Mengapa korban sexual harassment kebanyakan adalah perempuan?

Disebutkan pelecehan seksual terhadap perempuan di tempat kerja telah tercatat sejak pertama kali perempuan memasuki pasar tenaga kerja (Sexual Shakedown: the Sexual Harassment of Women on the job, Lin Farley (1978)).

Sexual harassment di dunia kerja muncul sejak kapitalisme berkembang. Farley mengatakan bahwa sexual harassment merupakan metode baru yang dikembangkan oleh kapitalisme dalam mengontrol tenaga kerja perempuan.

Kata-kata “men have power over women in society” kerap kali menjadi dalil dari kebanyakan laki-laki untuk mengintimidasi perempuan, karena kondisi kekuasaan sosial yang menempatkan posisi laki-laki lebih tinggi dari perempuan, maka laki-laki (termasuk rekan kerja laki-laki) menyalah gunakan “kekuasaannya” untuk mendapatkan manfaat keuntungan seksual terhadap perempuan.

Sering teman ataupun rekan kerja dan atasan (laki-laki) memberikan pernyataan bahwa ketertarikan seksual adalah hal yang alamiah dan dialami oleh manusia, tapi perlu diingat tindakan seksual yang tidak bisa diterima dan dikehendaki adalah yang disebut dengan sexual harassment.

Katakan lawan terhadap kasus Sexual harassment

Banyak diantara tengah-tengah masyarakat dan kita sendiri masih ragu untuk melaporkan tindakan pelecehan seksual yang dialami.
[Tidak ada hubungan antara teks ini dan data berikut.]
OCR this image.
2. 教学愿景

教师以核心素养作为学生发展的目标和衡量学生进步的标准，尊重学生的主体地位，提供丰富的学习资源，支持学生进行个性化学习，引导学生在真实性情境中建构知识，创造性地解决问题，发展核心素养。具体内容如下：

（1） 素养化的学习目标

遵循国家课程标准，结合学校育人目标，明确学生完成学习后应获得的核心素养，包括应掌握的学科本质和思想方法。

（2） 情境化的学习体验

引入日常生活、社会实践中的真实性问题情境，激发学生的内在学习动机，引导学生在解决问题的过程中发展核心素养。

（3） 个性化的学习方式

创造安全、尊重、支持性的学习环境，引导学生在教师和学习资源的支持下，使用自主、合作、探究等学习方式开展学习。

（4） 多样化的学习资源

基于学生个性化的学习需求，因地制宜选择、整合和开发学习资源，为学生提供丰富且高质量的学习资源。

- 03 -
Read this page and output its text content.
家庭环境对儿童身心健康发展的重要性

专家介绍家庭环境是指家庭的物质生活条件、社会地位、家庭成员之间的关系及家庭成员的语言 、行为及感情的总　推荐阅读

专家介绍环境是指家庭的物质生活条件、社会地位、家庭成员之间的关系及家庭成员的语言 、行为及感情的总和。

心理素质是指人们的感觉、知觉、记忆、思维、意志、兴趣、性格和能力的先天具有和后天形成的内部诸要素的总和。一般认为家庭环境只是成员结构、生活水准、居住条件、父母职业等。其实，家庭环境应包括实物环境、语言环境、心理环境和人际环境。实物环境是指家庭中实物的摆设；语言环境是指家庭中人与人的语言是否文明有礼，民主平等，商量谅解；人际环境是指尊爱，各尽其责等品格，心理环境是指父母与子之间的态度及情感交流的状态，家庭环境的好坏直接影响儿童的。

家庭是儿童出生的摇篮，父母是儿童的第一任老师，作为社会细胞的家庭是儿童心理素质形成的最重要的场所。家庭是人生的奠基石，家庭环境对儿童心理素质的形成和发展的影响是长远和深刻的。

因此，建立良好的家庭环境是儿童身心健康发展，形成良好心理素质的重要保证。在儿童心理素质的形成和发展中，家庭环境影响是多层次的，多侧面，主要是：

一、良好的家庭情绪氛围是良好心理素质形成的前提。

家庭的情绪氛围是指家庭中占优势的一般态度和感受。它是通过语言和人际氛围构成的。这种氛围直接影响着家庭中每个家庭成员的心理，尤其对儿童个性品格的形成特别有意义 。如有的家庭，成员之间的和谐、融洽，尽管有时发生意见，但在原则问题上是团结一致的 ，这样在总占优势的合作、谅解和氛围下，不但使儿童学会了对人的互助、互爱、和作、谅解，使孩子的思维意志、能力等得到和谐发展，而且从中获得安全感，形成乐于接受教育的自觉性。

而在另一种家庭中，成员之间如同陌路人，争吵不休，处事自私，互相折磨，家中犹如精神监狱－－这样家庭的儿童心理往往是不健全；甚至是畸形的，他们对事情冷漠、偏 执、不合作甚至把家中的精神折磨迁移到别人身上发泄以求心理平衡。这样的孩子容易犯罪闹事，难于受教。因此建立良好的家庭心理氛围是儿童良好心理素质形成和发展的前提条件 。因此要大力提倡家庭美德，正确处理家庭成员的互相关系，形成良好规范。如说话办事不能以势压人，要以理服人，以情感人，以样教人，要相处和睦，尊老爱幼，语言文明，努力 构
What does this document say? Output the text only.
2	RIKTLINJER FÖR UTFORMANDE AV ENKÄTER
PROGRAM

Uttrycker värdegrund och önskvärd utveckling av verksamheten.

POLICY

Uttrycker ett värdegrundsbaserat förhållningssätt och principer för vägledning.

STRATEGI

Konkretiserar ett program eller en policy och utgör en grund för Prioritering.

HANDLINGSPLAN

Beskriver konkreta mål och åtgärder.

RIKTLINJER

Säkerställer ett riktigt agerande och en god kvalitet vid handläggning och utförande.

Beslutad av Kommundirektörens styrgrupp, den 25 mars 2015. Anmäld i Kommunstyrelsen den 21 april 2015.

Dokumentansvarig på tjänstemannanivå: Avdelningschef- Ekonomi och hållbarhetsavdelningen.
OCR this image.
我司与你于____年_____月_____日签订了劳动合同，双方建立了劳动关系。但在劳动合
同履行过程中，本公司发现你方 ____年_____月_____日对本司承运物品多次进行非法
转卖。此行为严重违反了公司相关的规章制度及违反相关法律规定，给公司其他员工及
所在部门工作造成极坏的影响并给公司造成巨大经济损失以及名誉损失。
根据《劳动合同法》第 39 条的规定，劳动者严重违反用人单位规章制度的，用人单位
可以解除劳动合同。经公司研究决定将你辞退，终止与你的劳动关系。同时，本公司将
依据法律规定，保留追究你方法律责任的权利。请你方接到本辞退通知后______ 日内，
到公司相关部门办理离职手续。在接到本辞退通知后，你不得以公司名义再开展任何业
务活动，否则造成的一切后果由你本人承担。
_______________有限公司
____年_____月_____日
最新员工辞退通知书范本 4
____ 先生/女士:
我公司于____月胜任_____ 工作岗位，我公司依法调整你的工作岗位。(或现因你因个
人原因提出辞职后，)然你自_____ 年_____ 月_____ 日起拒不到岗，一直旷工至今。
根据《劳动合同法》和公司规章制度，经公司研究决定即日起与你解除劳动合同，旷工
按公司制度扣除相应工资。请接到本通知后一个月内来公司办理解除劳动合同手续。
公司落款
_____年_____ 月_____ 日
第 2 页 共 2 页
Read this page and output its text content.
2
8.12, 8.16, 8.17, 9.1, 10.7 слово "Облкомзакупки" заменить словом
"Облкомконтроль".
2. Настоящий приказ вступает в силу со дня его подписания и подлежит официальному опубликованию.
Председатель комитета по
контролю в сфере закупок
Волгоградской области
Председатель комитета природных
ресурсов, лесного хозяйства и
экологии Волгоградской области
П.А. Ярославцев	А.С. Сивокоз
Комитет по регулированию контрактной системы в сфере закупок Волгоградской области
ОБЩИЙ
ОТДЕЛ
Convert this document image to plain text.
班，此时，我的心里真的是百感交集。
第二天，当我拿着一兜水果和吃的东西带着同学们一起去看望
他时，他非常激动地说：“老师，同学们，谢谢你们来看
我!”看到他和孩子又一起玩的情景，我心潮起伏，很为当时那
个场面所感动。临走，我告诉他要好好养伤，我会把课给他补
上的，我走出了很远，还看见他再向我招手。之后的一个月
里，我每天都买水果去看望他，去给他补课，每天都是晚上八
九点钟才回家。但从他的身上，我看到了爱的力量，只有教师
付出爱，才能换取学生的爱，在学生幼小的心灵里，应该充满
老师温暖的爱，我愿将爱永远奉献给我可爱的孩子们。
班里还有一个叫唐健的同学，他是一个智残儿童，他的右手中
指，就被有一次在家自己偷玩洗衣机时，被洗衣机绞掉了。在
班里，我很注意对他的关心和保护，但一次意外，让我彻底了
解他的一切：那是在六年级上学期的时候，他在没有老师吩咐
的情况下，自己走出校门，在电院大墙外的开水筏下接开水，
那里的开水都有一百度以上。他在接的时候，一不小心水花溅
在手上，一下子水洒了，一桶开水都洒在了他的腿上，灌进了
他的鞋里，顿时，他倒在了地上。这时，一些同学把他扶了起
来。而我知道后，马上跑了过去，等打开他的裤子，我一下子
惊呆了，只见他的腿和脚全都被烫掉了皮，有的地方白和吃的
Karena dari kebanyakan korban mengalami gangguan psikis sehingga membuat nyali mereka menciut.

Sebuah kasus sexual harassment tidak bisa diterima dan kita semua harus dengan berani meyuarakan bahwa kita semua mempunyai hak dan martabat yang sama. Setidaknya langkah-langkah yang harus kita lakukan adalah:

  1. Membuat catatan tentang kejadian, meliputi identitas pelaku, tempat kejadian, waktu, saksi dan yang dilakukan oleh pelaku serta ucapan-ucapan pelaku.
  2. Bicara pada orang lain, ceritakan kepada teman kerabat, rekan sekerja, pengurus serikat pekerja atau siapa saja yang anda percayai dan mau mengerti situasi yang anda hadapi.
  3. Melaporkan ke pihak berwajib, sexual harassment merupakan tindakan melanggar hukum karena menyangkut atas hak keamanan kehidupanya. Maka sangat tepat meminta perlindungan dari aparat penegak hukum untuk menuntut keadilan haknya.

Dalam makalahnya yang disampaikan dalam seminar nasional ITF, Rifka Annisa Women’s Crisis Center (2008) mengatakan ini adalah perangkat hukum nasional yang relevan dengan sexual harassment. Ada beberapa pasal dalam kitab Undang-undang Hukum Pidana (KUHP) yang dapat menjerat seseorang pelaku pelecehan seksual:

  1. Pencabulan pasal 289-296
  2. Penghubungan pencabulan pasal 295-298 dan pasal 506
  3. Persetubuhan dengan wanita di bawah umur pasal 286-288

Konvensi tentang penghapusan segala bentuk diskriminasi terhadap perempuan (CEDAW: Convention on Elimination Discrimination Against Women), 1979. Konvensi ini merupakan perjanjian internasional yang paling komprehensif dan menetapkan keajiban hukum yang mengikat untuk mengakhiri diskriminasi terhadap perempuan.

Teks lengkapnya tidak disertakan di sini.